Permian Resources executives have commented, “Spot Waha has not been a fun place to sell gas over the past few months. We would like to sell gas at more than zero.” The 490-mile (789-km) pipeline, expected to be operational by the third quarter of 2024, will have the capacity to transport up to 2.5 billion cubic feet per day (bcfd) of gas from the Permian Basin to the Gulf Coast.
Maria Paz Urdaneta, a commodities analyst at East Daley Analytics, noted that the start-up of the Matterhorn Express will redirect Permian natural gas to South Texas, temporarily shifting market leverage from pipelines to shippers. The pipeline is also expected to ease the pressure on Permian gas prices caused by the current bottleneck in gas takeaway capacity. The region’s pipelines have been operating at full capacity since spring, leading to several instances of negative spot prices. This week, Waha prices fell to negative $1.23/MMBtu, partly due to ongoing maintenance on Kinder Morgan’s (NYSE) El Paso system.

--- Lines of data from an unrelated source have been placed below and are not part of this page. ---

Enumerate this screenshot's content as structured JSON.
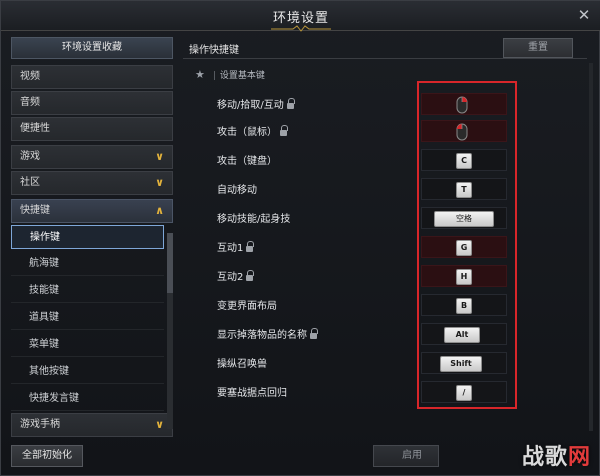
{
  "window": {
    "title": "环境设置"
  },
  "sidebar": {
    "header": "环境设置收藏",
    "items": [
      {
        "label": "视频",
        "chevron": ""
      },
      {
        "label": "音频",
        "chevron": ""
      },
      {
        "label": "便捷性",
        "chevron": ""
      },
      {
        "label": "游戏",
        "chevron": "∨"
      },
      {
        "label": "社区",
        "chevron": "∨"
      },
      {
        "label": "快捷键",
        "chevron": "∧"
      }
    ],
    "sub_items": [
      {
        "label": "操作键"
      },
      {
        "label": "航海键"
      },
      {
        "label": "技能键"
      },
      {
        "label": "道具键"
      },
      {
        "label": "菜单键"
      },
      {
        "label": "其他按键"
      },
      {
        "label": "快捷发言键"
      }
    ],
    "last_item": {
      "label": "游戏手柄",
      "chevron": "∨"
    },
    "reset_all_label": "全部初始化"
  },
  "main": {
    "title": "操作快捷键",
    "reset_label": "重置",
    "section_label": "设置基本键",
    "rows": [
      {
        "label": "移动/拾取/互动",
        "locked": true,
        "key": "",
        "icon": "mouse-right-icon"
      },
      {
        "label": "攻击（鼠标）",
        "locked": true,
        "key": "",
        "icon": "mouse-left-icon"
      },
      {
        "label": "攻击（键盘）",
        "locked": false,
        "key": "C"
      },
      {
        "label": "自动移动",
        "locked": false,
        "key": "T"
      },
      {
        "label": "移动技能/起身技",
        "locked": false,
        "key": "空格"
      },
      {
        "label": "互动1",
        "locked": true,
        "key": "G"
      },
      {
        "label": "互动2",
        "locked": true,
        "key": "H"
      },
      {
        "label": "变更界面布局",
        "locked": false,
        "key": "B"
      },
      {
        "label": "显示掉落物品的名称",
        "locked": true,
        "key": "Alt"
      },
      {
        "label": "操纵召唤兽",
        "locked": false,
        "key": "Shift"
      },
      {
        "label": "要塞战据点回归",
        "locked": false,
        "key": "/"
      }
    ],
    "apply_label": "启用"
  },
  "watermark": {
    "text_a": "战歌",
    "text_b": "网"
  },
  "colors": {
    "accent": "#e2b23c",
    "highlight": "#d8262a",
    "selected_border": "#7ea7d8"
  }
}
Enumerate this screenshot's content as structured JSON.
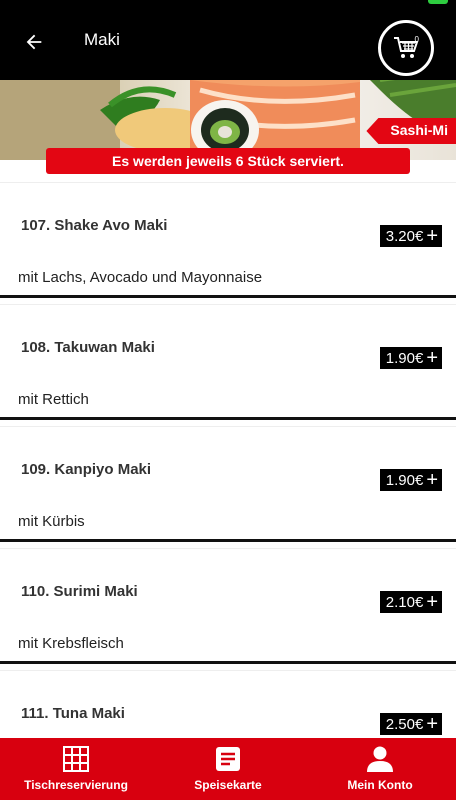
{
  "header": {
    "title": "Maki",
    "cart_count": "0"
  },
  "banner": {
    "tag": "Sashi-Mi",
    "note": "Es werden jeweils 6 Stück serviert."
  },
  "items": [
    {
      "name": "107. Shake Avo Maki",
      "price": "3.20€",
      "description": "mit Lachs, Avocado und Mayonnaise"
    },
    {
      "name": "108. Takuwan Maki",
      "price": "1.90€",
      "description": "mit Rettich"
    },
    {
      "name": "109. Kanpiyo Maki",
      "price": "1.90€",
      "description": "mit Kürbis"
    },
    {
      "name": "110. Surimi Maki",
      "price": "2.10€",
      "description": "mit Krebsfleisch"
    },
    {
      "name": "111. Tuna Maki",
      "price": "2.50€",
      "description": ""
    }
  ],
  "bottom_nav": [
    {
      "label": "Tischreservierung",
      "icon": "grid-icon"
    },
    {
      "label": "Speisekarte",
      "icon": "menu-list-icon"
    },
    {
      "label": "Mein Konto",
      "icon": "user-icon"
    }
  ],
  "colors": {
    "accent": "#e30613",
    "nav": "#d8000f",
    "header": "#000000"
  }
}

Urdaneta further indicated that the initial gas flows through Matterhorn will mainly replace gas transported via northbound pipelines to the Midcontinent, such as Kinder Morgan’s Natural Gas Pipeline of America and Berkshire Hathaway’s Northern Natural Gas Pipeline. However, she cautioned that this relief might be temporary. Urdaneta projects that increased production by Permian Basin producers following the Matterhorn’s launch could lead to renewed takeaway constraints, potentially causing gas prices to turn negative again by the latter half of 2026.